Idle Notebook Culling

In RHOAI Dashboard>Settings>Cluster Settings>Stop idle notebooks: When enabled is selected and saved, the ConfigMap below will be created. You can enable culling outside of RHOAI Dashboard by applying this ConfigMap to redhat-ods-applications namespace.

Apply ConfigMap in redhat-ods-applications. CULL_IDLE_TIME and IDLENESS_CHECK_PERIOD is in minutes. ENABLE_CULLING is false by default.

kind: ConfigMap
apiVersion: v1
metadata:
  name: notebook-controller-culler-config
  namespace: redhat-ods-applications
  labels:
    opendatahub.io/dashboard: 'true'
data:
  CULL_IDLE_TIME: '60'
  ENABLE_CULLING: 'true'
  IDLENESS_CHECK_PERIOD: '1'
In RHOAI Dashboard>Settings>Cluster Settings>Stop idle notebooks If culling is enabled by ConfigMap, but then disabled in RHOAI Dashboard settings. The ConfigMap notebook-controller-culler-config will be deleted.

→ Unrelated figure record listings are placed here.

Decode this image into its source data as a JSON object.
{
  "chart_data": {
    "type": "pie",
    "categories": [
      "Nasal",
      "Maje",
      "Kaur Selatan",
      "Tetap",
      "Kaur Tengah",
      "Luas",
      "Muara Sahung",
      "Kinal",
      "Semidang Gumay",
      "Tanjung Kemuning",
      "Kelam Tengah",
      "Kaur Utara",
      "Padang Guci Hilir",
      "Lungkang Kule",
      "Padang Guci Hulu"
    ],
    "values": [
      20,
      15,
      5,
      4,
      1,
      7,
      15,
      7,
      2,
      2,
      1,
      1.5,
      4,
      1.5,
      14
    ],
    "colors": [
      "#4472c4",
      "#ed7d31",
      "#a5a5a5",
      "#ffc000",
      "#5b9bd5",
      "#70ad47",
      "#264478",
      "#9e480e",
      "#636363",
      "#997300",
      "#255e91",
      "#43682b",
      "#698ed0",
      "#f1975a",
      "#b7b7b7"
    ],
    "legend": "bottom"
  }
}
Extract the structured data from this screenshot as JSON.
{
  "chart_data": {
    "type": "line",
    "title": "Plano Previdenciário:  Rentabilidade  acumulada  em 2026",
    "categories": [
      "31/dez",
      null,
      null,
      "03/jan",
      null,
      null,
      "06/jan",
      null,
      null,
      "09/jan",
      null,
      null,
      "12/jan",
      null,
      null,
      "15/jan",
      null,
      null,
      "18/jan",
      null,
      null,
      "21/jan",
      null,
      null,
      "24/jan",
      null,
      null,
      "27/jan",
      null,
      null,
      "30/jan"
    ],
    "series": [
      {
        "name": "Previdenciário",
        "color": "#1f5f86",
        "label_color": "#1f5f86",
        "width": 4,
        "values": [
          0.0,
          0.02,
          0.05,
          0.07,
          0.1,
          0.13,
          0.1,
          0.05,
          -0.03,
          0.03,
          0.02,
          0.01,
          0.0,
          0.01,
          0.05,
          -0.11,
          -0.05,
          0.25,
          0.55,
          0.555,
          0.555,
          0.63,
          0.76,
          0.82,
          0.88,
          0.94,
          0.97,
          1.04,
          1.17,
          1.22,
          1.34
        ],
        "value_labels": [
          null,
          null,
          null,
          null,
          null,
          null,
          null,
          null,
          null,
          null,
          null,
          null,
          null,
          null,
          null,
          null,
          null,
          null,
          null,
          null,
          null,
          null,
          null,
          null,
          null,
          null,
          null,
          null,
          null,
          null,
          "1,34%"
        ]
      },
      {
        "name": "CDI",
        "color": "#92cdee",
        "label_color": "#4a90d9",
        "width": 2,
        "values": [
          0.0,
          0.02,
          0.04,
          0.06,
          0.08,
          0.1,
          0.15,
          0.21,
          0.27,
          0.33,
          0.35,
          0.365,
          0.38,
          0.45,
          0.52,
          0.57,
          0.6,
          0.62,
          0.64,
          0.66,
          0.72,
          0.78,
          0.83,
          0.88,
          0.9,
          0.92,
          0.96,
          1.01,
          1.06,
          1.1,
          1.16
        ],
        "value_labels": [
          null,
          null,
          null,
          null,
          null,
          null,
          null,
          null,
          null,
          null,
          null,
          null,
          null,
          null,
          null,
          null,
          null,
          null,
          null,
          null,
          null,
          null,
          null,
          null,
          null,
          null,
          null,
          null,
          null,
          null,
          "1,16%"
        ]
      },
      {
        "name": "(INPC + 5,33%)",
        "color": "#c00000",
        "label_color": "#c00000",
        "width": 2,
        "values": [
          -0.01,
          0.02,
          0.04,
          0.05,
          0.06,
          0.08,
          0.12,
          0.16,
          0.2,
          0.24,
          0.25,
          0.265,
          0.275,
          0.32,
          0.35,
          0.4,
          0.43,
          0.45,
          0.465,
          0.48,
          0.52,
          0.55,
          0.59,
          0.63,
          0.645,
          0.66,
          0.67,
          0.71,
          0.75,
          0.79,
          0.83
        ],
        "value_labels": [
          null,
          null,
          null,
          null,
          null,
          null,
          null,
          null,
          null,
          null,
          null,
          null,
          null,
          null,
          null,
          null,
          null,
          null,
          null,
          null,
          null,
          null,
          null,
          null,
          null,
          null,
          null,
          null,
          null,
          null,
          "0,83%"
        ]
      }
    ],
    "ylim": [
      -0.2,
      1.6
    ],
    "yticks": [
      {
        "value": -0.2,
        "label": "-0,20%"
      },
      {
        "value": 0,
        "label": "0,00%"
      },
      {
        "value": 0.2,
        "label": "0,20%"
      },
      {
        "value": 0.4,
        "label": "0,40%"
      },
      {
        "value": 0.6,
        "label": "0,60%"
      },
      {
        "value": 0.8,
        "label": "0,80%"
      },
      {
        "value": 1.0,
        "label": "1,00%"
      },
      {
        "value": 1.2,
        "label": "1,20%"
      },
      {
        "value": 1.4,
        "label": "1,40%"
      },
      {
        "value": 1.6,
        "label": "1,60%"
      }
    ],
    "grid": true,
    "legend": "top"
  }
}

Workbench and Model Server Sizes

When launching workbenches or model servers from the RHOAI dashboard, users can select from several default sizes. These default options might not suit your organization’s needs. In such cases, you can use custom model server and notebook size configurations. To do this edit the odh-dashboard-config OdhDashboardConfig resource in namespace redhat-ods-applications. You can use the OpenShift Dashboard → Search or navigate to Home → API explorer and filter ford OdhDashboardConfig:

apiVersion: opendatahub.io/v1alpha
kind: OdhDashboardConfig
metadata:
  annotations:
    internal.config.kubernetes.io/previousKinds: OdhDashboardConfig
    internal.config.kubernetes.io/previousNames: odh-dashboard-config
    internal.config.kubernetes.io/previousNamespaces: default
  name: odh-dashboard-config
  namespace: redhat-ods-applications
  labels:
    app.kubernetes.io/part-of: rhods-dashboard
    app.opendatahub.io/rhods-dashboard: 'true'
spec:
...output omitted...
  modelServerSizes:
    - name: Small
      resources:
        limits:
          cpu: '2'
          memory: 8Gi
        requests:
          cpu: '1'
          memory: 4Gi
  ...output omitted...
  notebookSizes:
    - name: Small
      resources:
        limits:
          cpu: '2'
          memory: 8Gi
        requests:
          cpu: '1'
          memory: 8Gi
    ...output omitted..

After making changes and saving, give the RHOAI Dashboard a few minutes to update. The changes should now be available.